Assess contact center demand drivers, and highlight which are caused by issues somewhere within the customer journey. Break these down into three categories:

  1. Those that the contact center can solve internally
  2. Those that other departments could solve
  3. Those that require a policy change

Such an initiative takes time. Yet, solving those that require internal change are quick wins, which can drive down a significant percentage of overall demand, lowering strain on the contact center.

Then, build relationships with other departments and work with them to solve avoidable issues. Easier said than done, but by doing a cost analysis of the problem – perhaps utilizing speech analytics technology for accuracy – the contact center can create a significant sense of urgency.

Those that require policy changes are the trickiest to solve. Yet, if the problem is particularly pressing and the costs are high, the c-suite may be willing to listen.

8. Recognize Excellent Agent Performance

Spot agents doing the right things, show recognition to reinforce the positive behavior, and refill their motivation to keep providing excellent service. It sounds simple, but tracking that agents are doing “the right things” in remote environments is challenging.

Quality management systems help, tracking positive customer outcomes, promising performance trends, and rising agent KPIs. All these indicators are not only for spotting improvement opportunities. They are there to motivate agents and ensure supervisors have the chance to pinpoint positive moments, celebrate them, and build a better culture.

9. Embrace AI Trends

Contact center AI has hit the headlines for many years, promising to automate much of the work of human agents. Has this happened? Not really. But the technology is getting better, fast.
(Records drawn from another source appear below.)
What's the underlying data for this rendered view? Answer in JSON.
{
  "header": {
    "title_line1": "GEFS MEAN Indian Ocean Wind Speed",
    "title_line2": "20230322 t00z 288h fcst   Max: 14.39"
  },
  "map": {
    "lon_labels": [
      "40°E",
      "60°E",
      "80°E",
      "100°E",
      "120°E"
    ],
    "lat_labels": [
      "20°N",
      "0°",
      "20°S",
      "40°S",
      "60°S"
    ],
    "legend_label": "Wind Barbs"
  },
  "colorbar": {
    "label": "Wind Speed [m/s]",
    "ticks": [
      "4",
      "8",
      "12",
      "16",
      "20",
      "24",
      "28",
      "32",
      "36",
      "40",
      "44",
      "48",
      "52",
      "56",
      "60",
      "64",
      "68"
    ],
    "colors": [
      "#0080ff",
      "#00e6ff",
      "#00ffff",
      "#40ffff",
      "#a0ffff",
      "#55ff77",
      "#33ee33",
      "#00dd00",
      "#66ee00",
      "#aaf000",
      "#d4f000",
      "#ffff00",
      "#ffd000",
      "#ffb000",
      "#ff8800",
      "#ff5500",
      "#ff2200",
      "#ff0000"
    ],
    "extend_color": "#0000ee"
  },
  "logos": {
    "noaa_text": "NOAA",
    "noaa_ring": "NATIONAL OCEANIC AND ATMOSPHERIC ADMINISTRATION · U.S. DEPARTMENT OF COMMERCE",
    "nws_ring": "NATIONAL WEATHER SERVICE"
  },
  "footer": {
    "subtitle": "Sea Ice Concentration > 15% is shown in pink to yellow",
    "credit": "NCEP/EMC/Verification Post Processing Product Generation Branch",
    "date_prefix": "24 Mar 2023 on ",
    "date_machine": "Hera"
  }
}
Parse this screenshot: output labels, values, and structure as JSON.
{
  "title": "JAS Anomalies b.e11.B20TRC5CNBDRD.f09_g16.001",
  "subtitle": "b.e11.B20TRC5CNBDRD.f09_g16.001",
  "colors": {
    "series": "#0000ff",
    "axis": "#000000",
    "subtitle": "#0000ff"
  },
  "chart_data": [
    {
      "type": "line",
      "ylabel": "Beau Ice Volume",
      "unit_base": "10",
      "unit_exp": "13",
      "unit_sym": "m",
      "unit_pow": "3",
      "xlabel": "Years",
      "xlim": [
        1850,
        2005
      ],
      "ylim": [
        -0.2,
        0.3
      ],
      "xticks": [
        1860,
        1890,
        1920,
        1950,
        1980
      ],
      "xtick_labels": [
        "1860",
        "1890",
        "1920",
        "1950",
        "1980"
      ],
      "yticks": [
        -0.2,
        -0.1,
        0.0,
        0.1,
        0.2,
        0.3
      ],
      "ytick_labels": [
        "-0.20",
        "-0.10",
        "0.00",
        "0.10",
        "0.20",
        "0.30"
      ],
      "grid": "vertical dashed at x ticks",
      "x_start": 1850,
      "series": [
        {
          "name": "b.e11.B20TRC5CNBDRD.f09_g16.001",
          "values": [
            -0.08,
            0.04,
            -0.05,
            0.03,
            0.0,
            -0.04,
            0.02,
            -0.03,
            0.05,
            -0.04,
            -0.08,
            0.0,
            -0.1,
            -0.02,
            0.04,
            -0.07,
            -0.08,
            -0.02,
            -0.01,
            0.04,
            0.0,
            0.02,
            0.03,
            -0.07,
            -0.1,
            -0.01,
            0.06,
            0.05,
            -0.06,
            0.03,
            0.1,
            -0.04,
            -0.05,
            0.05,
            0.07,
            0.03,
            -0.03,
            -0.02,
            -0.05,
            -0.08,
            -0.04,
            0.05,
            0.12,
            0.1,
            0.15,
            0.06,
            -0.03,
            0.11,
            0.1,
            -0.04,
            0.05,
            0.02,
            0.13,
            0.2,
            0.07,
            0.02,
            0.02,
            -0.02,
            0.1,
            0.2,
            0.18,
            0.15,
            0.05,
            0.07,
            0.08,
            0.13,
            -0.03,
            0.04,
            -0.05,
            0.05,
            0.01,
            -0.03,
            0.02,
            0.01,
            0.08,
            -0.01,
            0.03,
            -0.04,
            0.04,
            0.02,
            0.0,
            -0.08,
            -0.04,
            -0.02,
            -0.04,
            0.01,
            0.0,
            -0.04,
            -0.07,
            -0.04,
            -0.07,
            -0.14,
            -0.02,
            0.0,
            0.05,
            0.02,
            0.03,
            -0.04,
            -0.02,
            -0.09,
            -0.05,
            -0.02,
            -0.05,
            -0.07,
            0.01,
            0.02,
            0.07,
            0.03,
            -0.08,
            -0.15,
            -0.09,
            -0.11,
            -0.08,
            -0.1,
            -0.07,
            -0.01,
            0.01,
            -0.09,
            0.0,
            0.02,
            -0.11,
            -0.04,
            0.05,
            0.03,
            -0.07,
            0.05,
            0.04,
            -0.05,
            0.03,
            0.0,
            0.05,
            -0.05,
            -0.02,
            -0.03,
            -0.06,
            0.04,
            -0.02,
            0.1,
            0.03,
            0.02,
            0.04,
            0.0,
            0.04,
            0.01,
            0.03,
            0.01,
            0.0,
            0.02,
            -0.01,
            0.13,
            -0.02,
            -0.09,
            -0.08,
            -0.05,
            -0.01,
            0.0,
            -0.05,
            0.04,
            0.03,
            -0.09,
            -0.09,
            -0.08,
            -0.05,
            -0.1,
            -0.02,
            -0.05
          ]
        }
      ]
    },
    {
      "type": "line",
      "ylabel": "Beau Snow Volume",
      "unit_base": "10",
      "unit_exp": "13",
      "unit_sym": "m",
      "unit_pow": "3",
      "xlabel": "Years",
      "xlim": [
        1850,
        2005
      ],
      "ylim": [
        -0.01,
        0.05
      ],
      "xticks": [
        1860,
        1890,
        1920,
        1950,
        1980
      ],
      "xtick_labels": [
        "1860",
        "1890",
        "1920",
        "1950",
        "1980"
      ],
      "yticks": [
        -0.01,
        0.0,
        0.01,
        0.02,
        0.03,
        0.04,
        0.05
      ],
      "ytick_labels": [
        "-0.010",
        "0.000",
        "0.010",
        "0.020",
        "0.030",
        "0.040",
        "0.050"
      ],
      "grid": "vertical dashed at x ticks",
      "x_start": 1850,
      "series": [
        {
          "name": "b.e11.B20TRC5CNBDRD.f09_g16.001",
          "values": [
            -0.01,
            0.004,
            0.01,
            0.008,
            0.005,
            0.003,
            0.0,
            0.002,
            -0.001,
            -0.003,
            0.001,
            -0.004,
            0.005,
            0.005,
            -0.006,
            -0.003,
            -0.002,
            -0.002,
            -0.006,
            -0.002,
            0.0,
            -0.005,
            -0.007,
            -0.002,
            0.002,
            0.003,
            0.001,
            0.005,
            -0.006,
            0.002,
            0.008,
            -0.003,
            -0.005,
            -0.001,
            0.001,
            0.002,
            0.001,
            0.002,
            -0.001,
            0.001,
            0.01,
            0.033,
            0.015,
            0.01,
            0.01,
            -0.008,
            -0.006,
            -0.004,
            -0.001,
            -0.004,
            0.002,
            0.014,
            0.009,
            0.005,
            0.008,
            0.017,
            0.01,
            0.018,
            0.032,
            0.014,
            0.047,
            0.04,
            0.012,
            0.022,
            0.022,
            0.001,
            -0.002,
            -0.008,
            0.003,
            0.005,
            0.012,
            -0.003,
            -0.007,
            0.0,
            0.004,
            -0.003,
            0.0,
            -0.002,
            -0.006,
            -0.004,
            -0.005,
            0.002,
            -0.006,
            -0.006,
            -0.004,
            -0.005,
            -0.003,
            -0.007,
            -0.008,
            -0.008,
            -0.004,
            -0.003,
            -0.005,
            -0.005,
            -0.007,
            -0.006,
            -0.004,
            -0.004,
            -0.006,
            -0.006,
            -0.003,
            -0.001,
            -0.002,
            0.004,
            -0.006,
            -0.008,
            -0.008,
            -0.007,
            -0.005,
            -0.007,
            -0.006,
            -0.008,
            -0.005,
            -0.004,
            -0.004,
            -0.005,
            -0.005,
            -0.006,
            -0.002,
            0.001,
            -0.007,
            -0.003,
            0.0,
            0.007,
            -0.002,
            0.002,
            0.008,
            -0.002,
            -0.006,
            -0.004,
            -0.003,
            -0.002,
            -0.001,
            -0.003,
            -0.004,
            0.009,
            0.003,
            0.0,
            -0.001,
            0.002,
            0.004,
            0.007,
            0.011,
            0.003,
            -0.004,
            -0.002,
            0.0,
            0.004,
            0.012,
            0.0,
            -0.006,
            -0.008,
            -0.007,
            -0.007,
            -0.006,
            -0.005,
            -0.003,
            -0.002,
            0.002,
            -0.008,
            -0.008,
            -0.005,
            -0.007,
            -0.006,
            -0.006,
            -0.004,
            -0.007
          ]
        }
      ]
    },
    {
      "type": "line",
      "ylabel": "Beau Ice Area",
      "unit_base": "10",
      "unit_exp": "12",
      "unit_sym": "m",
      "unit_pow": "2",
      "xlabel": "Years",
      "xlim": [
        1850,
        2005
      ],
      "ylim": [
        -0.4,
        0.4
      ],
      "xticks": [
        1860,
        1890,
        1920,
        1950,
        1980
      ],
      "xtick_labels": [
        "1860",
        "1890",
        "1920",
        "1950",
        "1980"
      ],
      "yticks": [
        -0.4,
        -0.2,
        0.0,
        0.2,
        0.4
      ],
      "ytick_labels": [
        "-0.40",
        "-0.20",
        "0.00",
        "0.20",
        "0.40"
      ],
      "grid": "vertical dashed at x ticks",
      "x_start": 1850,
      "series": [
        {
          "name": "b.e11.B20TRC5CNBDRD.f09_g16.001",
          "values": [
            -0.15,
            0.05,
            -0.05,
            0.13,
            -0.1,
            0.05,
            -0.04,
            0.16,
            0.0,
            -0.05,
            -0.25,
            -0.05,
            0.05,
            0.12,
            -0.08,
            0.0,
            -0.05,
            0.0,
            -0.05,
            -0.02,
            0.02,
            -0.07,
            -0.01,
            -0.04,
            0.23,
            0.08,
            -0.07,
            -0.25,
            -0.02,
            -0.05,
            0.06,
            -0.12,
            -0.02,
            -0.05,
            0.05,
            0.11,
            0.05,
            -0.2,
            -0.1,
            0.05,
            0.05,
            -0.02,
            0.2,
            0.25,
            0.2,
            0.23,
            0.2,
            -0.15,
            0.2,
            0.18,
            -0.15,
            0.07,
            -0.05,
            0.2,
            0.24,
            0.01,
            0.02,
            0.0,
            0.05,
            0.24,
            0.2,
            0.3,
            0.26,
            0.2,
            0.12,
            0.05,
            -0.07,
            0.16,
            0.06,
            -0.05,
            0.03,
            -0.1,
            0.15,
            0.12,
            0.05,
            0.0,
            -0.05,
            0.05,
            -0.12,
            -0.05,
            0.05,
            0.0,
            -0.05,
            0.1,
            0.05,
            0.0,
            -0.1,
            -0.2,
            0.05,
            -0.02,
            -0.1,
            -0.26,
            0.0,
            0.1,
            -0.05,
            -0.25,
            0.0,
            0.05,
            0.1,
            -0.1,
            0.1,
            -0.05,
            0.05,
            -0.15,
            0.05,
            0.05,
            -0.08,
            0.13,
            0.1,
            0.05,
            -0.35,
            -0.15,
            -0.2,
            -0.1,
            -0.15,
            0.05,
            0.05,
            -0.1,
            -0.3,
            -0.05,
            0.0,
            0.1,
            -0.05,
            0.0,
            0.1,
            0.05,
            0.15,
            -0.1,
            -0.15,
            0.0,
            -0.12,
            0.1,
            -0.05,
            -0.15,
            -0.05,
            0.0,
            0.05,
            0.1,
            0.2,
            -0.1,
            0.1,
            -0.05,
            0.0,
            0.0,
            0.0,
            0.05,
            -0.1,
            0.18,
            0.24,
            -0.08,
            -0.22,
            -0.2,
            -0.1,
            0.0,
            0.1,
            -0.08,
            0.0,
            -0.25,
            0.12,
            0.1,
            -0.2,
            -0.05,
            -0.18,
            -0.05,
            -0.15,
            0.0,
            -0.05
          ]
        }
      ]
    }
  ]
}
Thanks to no-code tools, building a bot has become much more straightforward, almost like playing a video game. As such, offering automated service – for simple, transactional queries – is easier than ever.

However, AI is not all about bots. Analytics technologies are surfacing new insights, assist software is supporting agents, and robotic process automation (RPA) is streamlining work for everybody. These are just some of the latest contact center AI trends to consider closely.